Beitrag von Peter43 » Mi 29.09.04 02:18

Hallo!

Beim Zurückblättern in diesem interessanten historischen Thread habe ich den Beitrag von chinamul gefunden über eine Münze von Constantius II. mit dem Schiffs-Typ. Natürlich springt einem der symbolische Gehalt der Rückseite ins Auge. Auch die Römer kannten schon den Begriff des Staatsschiffs, das durch schwierige Zeiten gesteuert werden mußte. Chinamul hat dies ausführlich und kenntnisreich ausgeführt.

Aber er gibt auch eine andere, konkretere Bedeutung. Die FEL TEMP REPARATIO Münzen bilden (mit einigen Ausnahmen, z.B. den Phönix-Typen) eine Serie von 4 Typen:
1. Kaiser steht auf Schiff, das von Victoria gesteuert wird
2. Soldat führt Barbaren aus einer Hütte
3. Soldat ersticht gestürzten Reiter
4. Kaiser mit 2 Gefangenen
Wenn man die Ausgabeorte dieser Typen sortiert nach der Menge der ausgegebenen Münzen, dann stellt man fest, daß sie 2 Gruppen bilden:
Eine westliche mit den Typen 1 und 2 und eine östliche mit den Typen 3 und 4. Die westliche gehört überwiegend zu Constans, die östliche zu Constantius II.

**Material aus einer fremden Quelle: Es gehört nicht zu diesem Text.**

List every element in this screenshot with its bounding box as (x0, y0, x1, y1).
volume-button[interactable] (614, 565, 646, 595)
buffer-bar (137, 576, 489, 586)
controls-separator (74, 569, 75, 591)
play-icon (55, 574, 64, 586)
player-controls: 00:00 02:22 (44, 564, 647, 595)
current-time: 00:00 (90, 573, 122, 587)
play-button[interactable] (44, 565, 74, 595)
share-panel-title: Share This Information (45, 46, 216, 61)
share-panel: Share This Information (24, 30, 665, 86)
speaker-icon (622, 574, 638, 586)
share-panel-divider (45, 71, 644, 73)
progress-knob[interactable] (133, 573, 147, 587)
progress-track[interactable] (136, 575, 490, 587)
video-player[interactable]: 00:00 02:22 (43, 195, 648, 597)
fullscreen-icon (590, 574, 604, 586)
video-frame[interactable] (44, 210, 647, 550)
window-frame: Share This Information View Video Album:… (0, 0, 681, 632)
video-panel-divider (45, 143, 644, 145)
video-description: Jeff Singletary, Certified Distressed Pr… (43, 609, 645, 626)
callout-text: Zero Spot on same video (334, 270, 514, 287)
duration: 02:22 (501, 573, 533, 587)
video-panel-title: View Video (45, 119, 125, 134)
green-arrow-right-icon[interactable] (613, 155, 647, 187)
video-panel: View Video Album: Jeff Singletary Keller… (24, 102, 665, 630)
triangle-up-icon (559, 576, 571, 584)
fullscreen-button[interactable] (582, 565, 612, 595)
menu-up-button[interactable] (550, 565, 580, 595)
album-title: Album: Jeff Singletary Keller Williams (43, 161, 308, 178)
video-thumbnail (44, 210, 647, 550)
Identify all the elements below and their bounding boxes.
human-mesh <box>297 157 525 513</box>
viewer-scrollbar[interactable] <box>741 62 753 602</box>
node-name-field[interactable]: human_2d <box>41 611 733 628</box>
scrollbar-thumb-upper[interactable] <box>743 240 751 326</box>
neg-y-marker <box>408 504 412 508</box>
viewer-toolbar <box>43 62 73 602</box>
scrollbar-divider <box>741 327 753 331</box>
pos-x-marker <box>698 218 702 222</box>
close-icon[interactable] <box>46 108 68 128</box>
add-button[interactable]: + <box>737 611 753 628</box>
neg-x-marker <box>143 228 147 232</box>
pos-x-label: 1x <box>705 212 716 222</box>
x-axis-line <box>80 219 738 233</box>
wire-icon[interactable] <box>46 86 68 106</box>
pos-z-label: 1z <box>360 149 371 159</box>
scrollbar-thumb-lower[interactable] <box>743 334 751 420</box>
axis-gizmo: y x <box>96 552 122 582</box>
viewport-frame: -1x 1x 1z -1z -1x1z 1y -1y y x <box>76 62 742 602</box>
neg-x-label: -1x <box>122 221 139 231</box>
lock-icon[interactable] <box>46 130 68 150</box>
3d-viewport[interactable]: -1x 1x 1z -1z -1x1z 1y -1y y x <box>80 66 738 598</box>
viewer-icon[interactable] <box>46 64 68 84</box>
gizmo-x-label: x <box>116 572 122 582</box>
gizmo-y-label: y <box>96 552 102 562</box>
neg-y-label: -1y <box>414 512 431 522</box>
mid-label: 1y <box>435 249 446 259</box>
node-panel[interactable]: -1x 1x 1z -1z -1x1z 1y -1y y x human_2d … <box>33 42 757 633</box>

Daß der gestürzte Reiter ein Perser ist - zu erkennen an Haartracht und Kleidung - ist hinlänglich bekannt. Auch die 2 Gefangenen von Typ 4 sind augenscheinlich Perser. Nimmt man einmal an, daß sich diese Darstellungen auf konkrete Ereignisse beziehen, dann sind es Siege der Römer gegen die Perser. Ich kann hier aus Platzgründen nicht auf Einzelheiten eingehen, aber es kommt praktisch nur die Schlacht von Singara 344 n.Chr. in Frage, in der die Römer auch den sassanidischen Thronfolger gefangen nahmen. So sollte der gestürzte Reiter am ehesten diesen Thronfolger darstellen und der Soldat ist dann nicht irgendein Soldat , sondern der römische Kaiser. Auf diese Schlacht scheint sich dann auch der Typ mit den 2 Gefangenen zu beziehen.

Wenn diese beiden Typen die Erfolge des Constantius feiern, dann sollten die beiden anderen Typen Erfolge des Constans feiern.Typ 2 müßte dann zu einem Ereignis im Westen gehören. Und wir finden folgendes historische Ereignis: Im Jahr 342 schloß Constans mit den Franken einen Vertrag, der ihnen erlaubte sich in Taxandria (im heutigen Belgien) niederzulassen. Man sieht deutlich, daß der Barbar nicht aus der Hütte gezerrt wird, sondern eher friedlich geführt wird. Es war eine Art von Friedensvertrag.
Ebenso gehört der Schiffstyp zu Constans. Sucht man ein Ereignis im Westen, das mit einer Schiffsfahrt zusammengehört, findet man einen Feldzug des Constans gegen Britannien im Jahre 343. So liegt es nahe anzunehmen, daß dieser Typ den erfolgreichen Feldzug und die glückliche Rückkehr nach Gallien feiert (Von der symbolischen Bedeutung einmal abgesehen, die mit Sicherheit auch von den Römern so gesehen wurde).
Es gibt ein Panegyricum des Libanius, das diese Ereignisse so beschreibt, als ob er dabei diese 4 Münztypen vor sich liegen gehabt hat.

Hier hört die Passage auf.